Among the many initiatives being punted to the next administration is, of course, the new Air Force tanker, something that has occupied one of the presidential contenders -- Sen. John McCain -- for quite a while.

Today's Inside the Air Force brings word that the Air Force's top acquisition executive is open to embracing a relatively new Pentagon policy -- competitive prototyping -- for the next tanker:

During a broad-ranging interview with Inside the Air Force this week, Assistant Secretary of the Air Force for Acquisition Sue Payton pulled the curtain back on several aspects of the collapse of the service's KC-X tanker competition and what acquisition officials are doing to make sure it does not happen again.

Payton -- who has served as the Air Force's top weapons buyer since 2006 -- discussed the need for competition for military contracts and was extremely supportive of Pentagon acquisition chief John Young's guidance for the services to invest more in the research and development phases of programs, which includes prototyping.

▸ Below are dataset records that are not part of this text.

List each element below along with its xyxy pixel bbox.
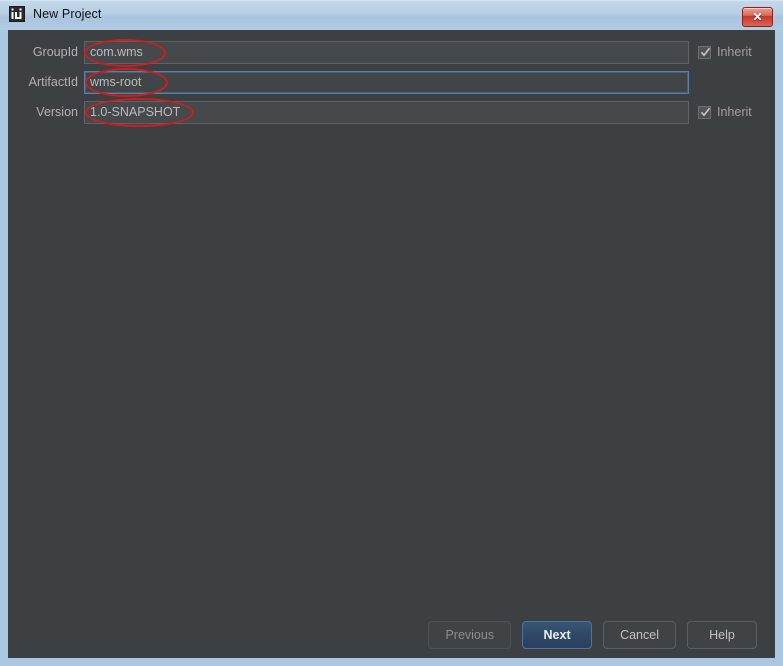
groupid-inherit-checkbox-group[interactable]: Inherit [698, 45, 752, 59]
cancel-button[interactable]: Cancel [603, 621, 676, 649]
artifactid-value: wms-root [90, 75, 142, 89]
version-input[interactable]: 1.0-SNAPSHOT [84, 100, 689, 124]
groupid-label: GroupId [32, 45, 78, 59]
artifactid-label: ArtifactId [28, 75, 78, 89]
dialog-button-bar: Previous Next Cancel Help [8, 612, 775, 658]
version-value: 1.0-SNAPSHOT [90, 105, 181, 119]
title-bar-left-group: New Project [9, 6, 101, 22]
close-glyph: ✕ [752, 10, 763, 24]
form-row-version: Version 1.0-SNAPSHOT Inherit [8, 100, 775, 124]
previous-button[interactable]: Previous [428, 621, 512, 649]
artifactid-input[interactable]: wms-root [84, 70, 689, 94]
groupid-input[interactable]: com.wms [84, 40, 689, 64]
new-project-dialog-window: New Project ✕ GroupId com.wms Inherit Ar… [0, 0, 783, 666]
version-inherit-checkbox-group[interactable]: Inherit [698, 105, 752, 119]
checkbox-icon[interactable] [698, 105, 711, 119]
next-button[interactable]: Next [522, 621, 593, 649]
groupid-value: com.wms [90, 45, 143, 59]
help-button[interactable]: Help [687, 621, 757, 649]
checkbox-icon[interactable] [698, 45, 711, 59]
version-inherit-label: Inherit [717, 105, 752, 119]
version-label: Version [36, 105, 78, 119]
close-icon[interactable]: ✕ [742, 7, 773, 27]
form-row-groupid: GroupId com.wms Inherit [8, 40, 775, 64]
intellij-idea-icon [9, 6, 25, 22]
title-bar: New Project ✕ [0, 0, 783, 30]
form-row-artifactid: ArtifactId wms-root [8, 70, 775, 94]
dialog-content: GroupId com.wms Inherit ArtifactId wms-r… [8, 30, 775, 658]
window-title: New Project [33, 7, 102, 21]
groupid-inherit-label: Inherit [717, 45, 752, 59]
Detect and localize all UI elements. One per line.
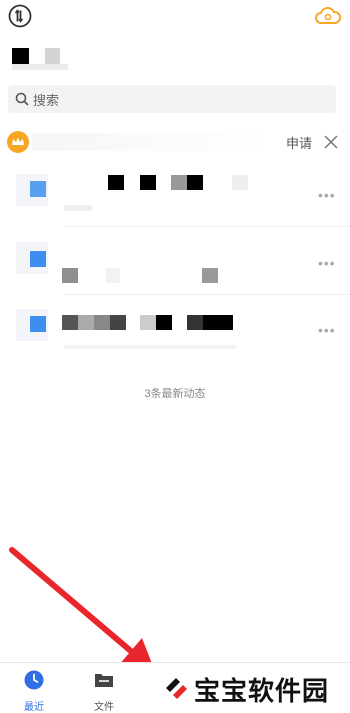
file-thumbnail — [16, 242, 48, 274]
activity-item-1[interactable]: ••• — [0, 160, 350, 227]
sync-icon[interactable] — [8, 4, 32, 28]
close-icon[interactable] — [322, 133, 340, 151]
file-thumbnail — [16, 309, 48, 341]
activity-summary: 3条最新动态 — [144, 388, 206, 400]
search-icon — [15, 92, 29, 106]
cloud-icon[interactable] — [314, 6, 342, 26]
more-options-icon[interactable]: ••• — [318, 187, 336, 203]
folder-icon — [95, 674, 113, 687]
search-placeholder: 搜索 — [33, 92, 60, 108]
file-thumbnail — [16, 174, 48, 206]
banner-apply-link[interactable]: 申请 — [286, 133, 312, 152]
activity-item-3[interactable]: ••• — [0, 295, 350, 355]
nav-files[interactable]: 文件 — [79, 669, 129, 713]
more-options-icon[interactable]: ••• — [318, 322, 336, 338]
activity-item-2[interactable]: ••• — [0, 228, 350, 295]
watermark-text: 宝宝软件园 — [194, 676, 330, 706]
page-title-redacted — [12, 48, 68, 70]
crown-icon — [7, 131, 29, 153]
banner-text-redacted — [32, 133, 272, 151]
watermark-logo-icon — [166, 678, 187, 699]
more-options-icon[interactable]: ••• — [318, 255, 336, 271]
membership-banner[interactable]: 申请 — [0, 127, 350, 157]
watermark-logo: 宝宝软件园 — [158, 668, 348, 708]
search-bar[interactable]: 搜索 — [8, 85, 336, 113]
red-arrow-annotation — [9, 547, 156, 674]
clock-icon — [24, 670, 44, 690]
nav-recent[interactable]: 最近 — [9, 669, 59, 713]
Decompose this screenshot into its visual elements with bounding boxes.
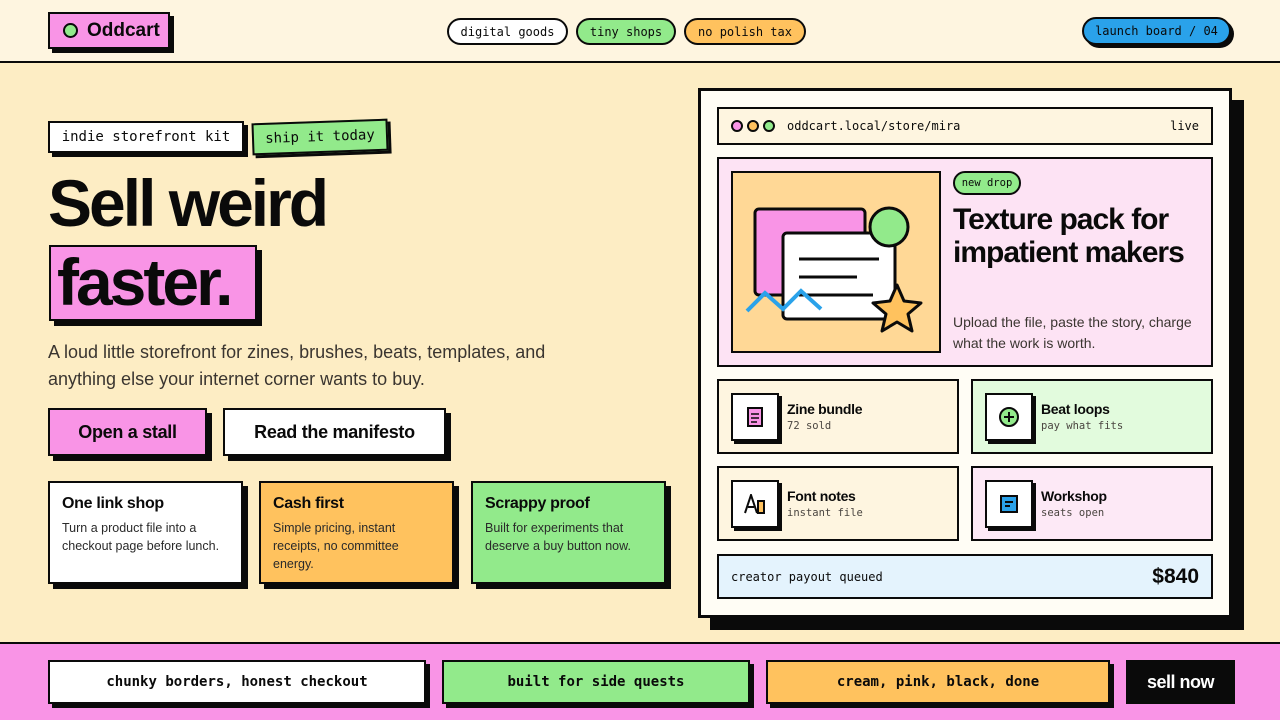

"We could have invested and had a fly-off and had some real concrete data," Payton said on the tanker competition during the Sept. 17 interview.

When asked if she supported prototyping in the next go-round of bidding, Payton replied, "I tell you what, I would."

Whether Sen. McCain would is another question.

Another good question: If McCain wins -- or, for that matter, if Sen. Obama wins -- will the author of the prototyping policy, Pentagon acquisition chief John Young, stick around?